The Cartesian method doesn’t work if you just eliminate everything except self-evident axioms. Fortunately, we have access to more than just self-evident axioms. Consider the following short exchange, between two people. It touches on the race/intelligence issue, but it works for many other issues. This is just an instance of a wider phenomenon. You go in with the following assumptions, which provide the important subtext for the discussion:
- Person A believes that there are differences in intelligence between races, while Person B does not.
- Person A and Person B both believe that intelligence is largely genetic.
- Both people each think the other one believes that intelligence is not genetic, and pretend to believe that it is not genetic in public.
- Both people know that there are serious social consequences for the view that intelligence is genetic and for the view that there are racial differences in intelligence.
A: “Intelligence is largely genetic.”
B: “But if that’s true, then different races have different levels of intelligence.
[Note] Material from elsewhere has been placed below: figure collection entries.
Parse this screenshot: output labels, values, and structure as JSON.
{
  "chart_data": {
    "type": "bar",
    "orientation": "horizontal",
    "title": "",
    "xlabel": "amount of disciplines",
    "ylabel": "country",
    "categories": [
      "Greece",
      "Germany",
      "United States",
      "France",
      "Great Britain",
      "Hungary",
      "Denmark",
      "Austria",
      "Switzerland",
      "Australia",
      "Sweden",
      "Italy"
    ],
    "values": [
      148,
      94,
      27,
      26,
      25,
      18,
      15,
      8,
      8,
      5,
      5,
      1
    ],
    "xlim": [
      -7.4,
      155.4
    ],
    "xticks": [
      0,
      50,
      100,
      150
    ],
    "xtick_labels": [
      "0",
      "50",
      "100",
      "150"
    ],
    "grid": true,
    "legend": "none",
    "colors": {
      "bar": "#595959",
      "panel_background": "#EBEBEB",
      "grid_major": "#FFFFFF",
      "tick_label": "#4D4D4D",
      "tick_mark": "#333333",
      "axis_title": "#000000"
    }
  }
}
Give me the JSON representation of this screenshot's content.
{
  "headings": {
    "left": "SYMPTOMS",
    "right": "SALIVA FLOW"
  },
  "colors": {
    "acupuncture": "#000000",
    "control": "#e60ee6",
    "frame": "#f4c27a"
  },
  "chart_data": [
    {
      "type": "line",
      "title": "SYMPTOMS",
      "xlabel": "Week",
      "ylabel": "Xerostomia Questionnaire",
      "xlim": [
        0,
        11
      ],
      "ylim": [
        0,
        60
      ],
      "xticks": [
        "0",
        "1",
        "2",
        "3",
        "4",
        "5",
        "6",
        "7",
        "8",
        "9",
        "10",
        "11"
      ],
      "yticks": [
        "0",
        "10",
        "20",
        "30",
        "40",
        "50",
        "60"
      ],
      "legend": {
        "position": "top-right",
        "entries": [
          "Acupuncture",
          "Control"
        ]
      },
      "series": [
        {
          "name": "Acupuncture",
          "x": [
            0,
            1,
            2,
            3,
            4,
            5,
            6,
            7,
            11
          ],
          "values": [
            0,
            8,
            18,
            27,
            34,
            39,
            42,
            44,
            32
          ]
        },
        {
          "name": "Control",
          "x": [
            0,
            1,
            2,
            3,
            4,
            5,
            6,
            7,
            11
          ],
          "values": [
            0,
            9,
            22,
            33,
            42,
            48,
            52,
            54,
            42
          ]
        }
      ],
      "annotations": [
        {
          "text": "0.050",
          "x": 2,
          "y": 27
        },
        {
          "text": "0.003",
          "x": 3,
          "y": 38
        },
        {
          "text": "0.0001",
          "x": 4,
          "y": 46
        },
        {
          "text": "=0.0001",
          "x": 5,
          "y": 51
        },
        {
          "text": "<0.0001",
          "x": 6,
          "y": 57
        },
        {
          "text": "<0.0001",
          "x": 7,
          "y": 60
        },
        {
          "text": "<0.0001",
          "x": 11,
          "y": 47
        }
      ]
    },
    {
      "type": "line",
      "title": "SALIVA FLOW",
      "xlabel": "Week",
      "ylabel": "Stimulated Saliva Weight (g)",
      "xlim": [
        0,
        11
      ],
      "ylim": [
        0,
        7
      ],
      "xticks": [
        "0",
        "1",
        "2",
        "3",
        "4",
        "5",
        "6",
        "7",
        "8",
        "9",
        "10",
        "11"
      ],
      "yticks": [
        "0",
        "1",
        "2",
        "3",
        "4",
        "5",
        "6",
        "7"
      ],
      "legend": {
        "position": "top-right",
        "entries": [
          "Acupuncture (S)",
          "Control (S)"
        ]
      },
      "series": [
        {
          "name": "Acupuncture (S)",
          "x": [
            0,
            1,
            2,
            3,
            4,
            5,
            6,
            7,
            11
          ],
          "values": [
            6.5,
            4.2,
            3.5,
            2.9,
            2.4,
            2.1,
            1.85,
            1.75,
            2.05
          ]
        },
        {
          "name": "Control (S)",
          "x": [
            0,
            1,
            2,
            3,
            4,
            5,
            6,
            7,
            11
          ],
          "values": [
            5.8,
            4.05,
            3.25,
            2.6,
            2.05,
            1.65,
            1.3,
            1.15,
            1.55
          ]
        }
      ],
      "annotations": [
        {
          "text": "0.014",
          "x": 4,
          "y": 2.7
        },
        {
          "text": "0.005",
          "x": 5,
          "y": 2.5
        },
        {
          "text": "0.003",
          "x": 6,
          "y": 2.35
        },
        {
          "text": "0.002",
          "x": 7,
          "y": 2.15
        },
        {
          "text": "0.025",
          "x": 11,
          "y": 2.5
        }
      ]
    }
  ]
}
Are you racist?”
A: “I don’t believe that there are racial differences in intelligence!”
B: “Then you can’t believe that intelligence is largely genetic.”
Notice that Person B has a choice here. He can either decide that intelligence is not largely genetic and slip further into delusion, or he can decide that there are racial differences in intelligence and pretend to believe something that he doesn’t actually believe, as person A does. Guess which one happens more often? That’s right: the former. We more often slip into delusion because we live in a delusional society. What’s the way out?
The way out is to take the things you know are true, and eliminate those things that contradict them, ruthlessly. Don’t take only one issue, or you turn into, for example, a stupid White Nationalist who only cares about race. The answer is to subtract all value added to judgements based on social cache. That will free you.